Carla can be found online by name on Facebook, on Instagram as @darkndifferent, or through her organizations: CityLit Project (@citylitproject & citylitproject.org) OR Scribente Maternum – Writing Mamas (@scribentematernum & scribentematernum.com) OR Wintergreen Women Writer’s Collective (@wintergreenwomen & wintergreenwomenwriterscollective.com).

Derrick Weston Brown holds an MFA in creative writing, from American University. He has studied poetry under Dr. Tony Medina at Howard University and Cornelius Eady at American University. He is a graduate of the Cave Canem and VONA Voices summer workshops. His work has appeared in such literary journals as The Little Patuxent Review, Colorlines, The This Mag, and Vinyl online. He was nominated for a Pushcart Prize in 2012. He worked as a bookseller and book buyer for a bookstore which is operated by the nonprofit Teaching for Change.

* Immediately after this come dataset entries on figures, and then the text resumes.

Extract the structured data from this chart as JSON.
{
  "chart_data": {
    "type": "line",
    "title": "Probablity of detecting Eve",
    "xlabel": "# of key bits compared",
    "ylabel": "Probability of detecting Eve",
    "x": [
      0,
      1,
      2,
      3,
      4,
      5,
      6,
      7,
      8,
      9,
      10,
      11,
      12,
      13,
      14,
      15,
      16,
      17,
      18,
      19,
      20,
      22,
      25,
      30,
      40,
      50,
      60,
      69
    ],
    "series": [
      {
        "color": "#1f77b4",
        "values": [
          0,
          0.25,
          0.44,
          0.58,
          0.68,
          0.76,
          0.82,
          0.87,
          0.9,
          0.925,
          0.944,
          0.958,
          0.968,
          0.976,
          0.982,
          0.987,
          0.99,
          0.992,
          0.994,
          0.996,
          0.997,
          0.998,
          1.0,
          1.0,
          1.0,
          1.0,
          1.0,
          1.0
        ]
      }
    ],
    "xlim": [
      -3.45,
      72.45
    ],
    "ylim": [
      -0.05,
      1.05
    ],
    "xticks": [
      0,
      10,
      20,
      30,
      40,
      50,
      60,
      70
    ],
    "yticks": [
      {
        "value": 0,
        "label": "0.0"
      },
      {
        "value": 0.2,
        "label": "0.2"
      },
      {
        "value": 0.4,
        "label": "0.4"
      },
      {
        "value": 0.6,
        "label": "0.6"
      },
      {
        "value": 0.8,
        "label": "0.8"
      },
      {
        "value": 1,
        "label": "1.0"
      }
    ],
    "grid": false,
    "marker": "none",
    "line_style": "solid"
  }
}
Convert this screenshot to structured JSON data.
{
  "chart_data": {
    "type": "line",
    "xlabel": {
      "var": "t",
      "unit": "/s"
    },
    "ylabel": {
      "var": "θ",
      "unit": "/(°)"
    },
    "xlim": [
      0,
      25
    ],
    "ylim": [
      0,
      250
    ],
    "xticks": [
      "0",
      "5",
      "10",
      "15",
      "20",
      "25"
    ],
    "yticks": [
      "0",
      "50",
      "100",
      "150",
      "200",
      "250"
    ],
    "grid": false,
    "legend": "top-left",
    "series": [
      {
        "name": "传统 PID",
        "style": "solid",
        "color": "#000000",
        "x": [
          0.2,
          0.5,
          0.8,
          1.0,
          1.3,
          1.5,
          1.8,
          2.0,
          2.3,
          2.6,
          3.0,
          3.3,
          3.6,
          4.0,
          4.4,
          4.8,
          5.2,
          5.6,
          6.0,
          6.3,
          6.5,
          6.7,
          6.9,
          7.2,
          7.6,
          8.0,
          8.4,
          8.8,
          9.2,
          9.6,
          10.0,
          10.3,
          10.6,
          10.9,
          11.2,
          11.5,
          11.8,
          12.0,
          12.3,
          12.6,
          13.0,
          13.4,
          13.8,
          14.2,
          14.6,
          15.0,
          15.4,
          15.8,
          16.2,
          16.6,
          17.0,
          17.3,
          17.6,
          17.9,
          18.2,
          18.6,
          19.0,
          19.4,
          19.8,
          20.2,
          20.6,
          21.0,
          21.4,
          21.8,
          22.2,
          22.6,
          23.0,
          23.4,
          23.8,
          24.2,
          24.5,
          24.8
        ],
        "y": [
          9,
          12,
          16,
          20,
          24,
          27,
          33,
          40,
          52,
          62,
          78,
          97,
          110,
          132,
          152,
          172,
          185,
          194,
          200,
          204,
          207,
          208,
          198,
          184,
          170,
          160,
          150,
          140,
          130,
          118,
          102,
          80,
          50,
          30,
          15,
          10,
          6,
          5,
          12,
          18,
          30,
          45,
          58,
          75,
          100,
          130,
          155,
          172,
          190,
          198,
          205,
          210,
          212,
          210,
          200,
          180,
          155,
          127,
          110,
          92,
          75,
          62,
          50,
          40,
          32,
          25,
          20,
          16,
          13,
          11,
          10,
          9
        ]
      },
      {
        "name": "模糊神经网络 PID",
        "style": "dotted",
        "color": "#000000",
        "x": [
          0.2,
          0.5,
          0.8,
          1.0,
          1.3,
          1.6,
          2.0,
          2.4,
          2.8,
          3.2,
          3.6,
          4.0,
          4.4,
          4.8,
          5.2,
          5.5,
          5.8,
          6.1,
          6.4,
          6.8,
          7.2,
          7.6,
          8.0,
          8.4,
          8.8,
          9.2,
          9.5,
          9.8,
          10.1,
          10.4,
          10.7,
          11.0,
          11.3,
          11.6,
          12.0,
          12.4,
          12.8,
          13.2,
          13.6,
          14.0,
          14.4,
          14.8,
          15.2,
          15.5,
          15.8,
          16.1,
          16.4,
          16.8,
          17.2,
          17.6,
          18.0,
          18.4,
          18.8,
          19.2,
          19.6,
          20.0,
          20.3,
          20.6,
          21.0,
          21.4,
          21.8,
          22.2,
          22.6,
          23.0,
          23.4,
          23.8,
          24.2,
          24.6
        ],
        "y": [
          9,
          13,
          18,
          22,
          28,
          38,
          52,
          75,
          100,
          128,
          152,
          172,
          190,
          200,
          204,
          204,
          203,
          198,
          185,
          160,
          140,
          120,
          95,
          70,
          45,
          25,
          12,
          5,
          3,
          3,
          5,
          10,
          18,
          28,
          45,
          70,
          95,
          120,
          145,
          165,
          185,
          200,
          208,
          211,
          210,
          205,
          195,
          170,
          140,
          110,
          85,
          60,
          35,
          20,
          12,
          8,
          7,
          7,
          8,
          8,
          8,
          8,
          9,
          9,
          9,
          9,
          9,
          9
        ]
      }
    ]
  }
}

He was the founder of The Nine on the Ninth, a critically acclaimed monthly poetry series that ran from 2005-2015 at the 14th & V street location of Busboys and Poets. He was the 2012-2013 Writer-In-Residence of the Howard County Poetry & Literary Society, of Maryland. He is also a participating DC area author for the PEN/Faulkner Foundation’s Writers-in-Schools program.